Washington D.C.’s Capital Area Food Bank, which supplied 700 pantries and nonprofit groups, has seen a 38 percent plummet in donations this year, the Washington Post reports. Volunteers have been forced to compensate for the loss by trying to fill the gap in other ways. Some nonprofit organizations have purchased additional food themselves or substituted their usual meals with cheaper foods.

The Gethsemane United Methodist Church in Capitol Heights this year received scraps of chicken instead of turkeys. Volunteer outreach coordinator Anne White scrambled to collect full chickens from private donors in time for Thanksgiving.

They would normally get a nice turkey breast,” she told the Post. “I attribute it to the economic crisis – everybody has had to cut back.”

Seven hundred miles away, a Chicago food pantry was also in desperate need for donations. With 500 to 600 low-income families lining up for food on a weekly basis at the St. Columbanus Food Pantry, workers of the depository had to hand out smaller rations. Rather than a 5 or 10 lb. bag of apples, hungry Chicago families were given just two – and not everyone received a turkey.

Normally by now we are getting all of the root vegetables – fresh corn. But because of the drought, we don’t have it,” pantry director Laverne Morris told CBS News.

In Raleigh, N.C., the demand at the city’s food bank has skyrocketed. Those who used to be in the lower-middle class and previously never needed assistance showed up at the food bank this year, Raleigh Food Bank president Peter Werbicki told WRAL TV.

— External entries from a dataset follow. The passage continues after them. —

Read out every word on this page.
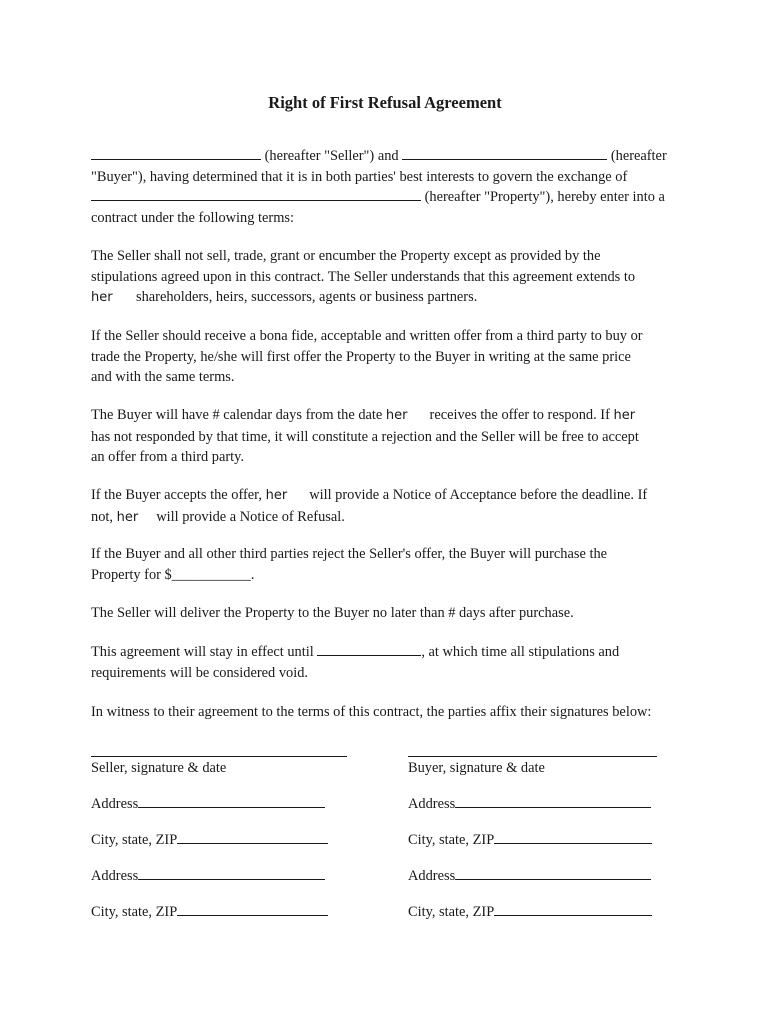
Right of First Refusal Agreement
(hereafter "Seller") and	(hereafter
"Buyer"), having determined that it is in both parties' best interests to govern the exchange of
(hereafter "Property"), hereby enter into a
contract under the following terms:
The Seller shall not sell, trade, grant or encumber the Property except as provided by the
stipulations agreed upon in this contract. The Seller understands that this agreement extends to
her shareholders, heirs, successors, agents or business partners.
If the Seller should receive a bona fide, acceptable and written offer from a third party to buy or
trade the Property, he/she will first offer the Property to the Buyer in writing at the same price
and with the same terms.
The Buyer will have # calendar days from the date her receives the offer to respond. If her
has not responded by that time, it will constitute a rejection and the Seller will be free to accept
an offer from a third party.
If the Buyer accepts the offer, her will provide a Notice of Acceptance before the deadline. If
not, her will provide a Notice of Refusal.
If the Buyer and all other third parties reject the Seller's offer, the Buyer will purchase the
Property for $___________.
The Seller will deliver the Property to the Buyer no later than # days after purchase.
This agreement will stay in effect until	, at which time all stipulations and
requirements will be considered void.
In witness to their agreement to the terms of this contract, the parties affix their signatures below:
Seller, signature & date	Buyer, signature & date
Address	Address
City, state, ZIP	City, state, ZIP
Address	Address
City, state, ZIP	City, state, ZIP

We are not keeping up with the demand,” he said. Werbicki told reporters that his assistance load is up by 25 percent and the high cost of food is causing some families to starve.

We’ve really been hit this year with the drought, really been hit,” he said.

The shortage was felt nationwide in the days surrounding Thanksgiving, but perhaps most severely in New York City, where the aftermath of Hurricane Sandy put a financial strain on low-income hurricane victims. The Food Bank for New York City found that it was supplying 25 percent fewer pantries and soup kitchens than it was five years ago, even though 1.4 million New Yorkers rely on the assistance, the Wall Street Journal reported.

Benny Wechlsler, overseer of the Metropolitan Council on Jewish Poverty, told the Journal that before the hurricane struck, his group’s Brooklyn warehouse was stocked with provisions that were expected to last through December. But when Sandy devastated the region, about 500 more people came each day until the resources were depleted in just two weeks.

During a struggling economy, the effects of the drought and the hurricane have taken a toll on the poorest of Americans, leaving many without the provisions they need to properly feed a family.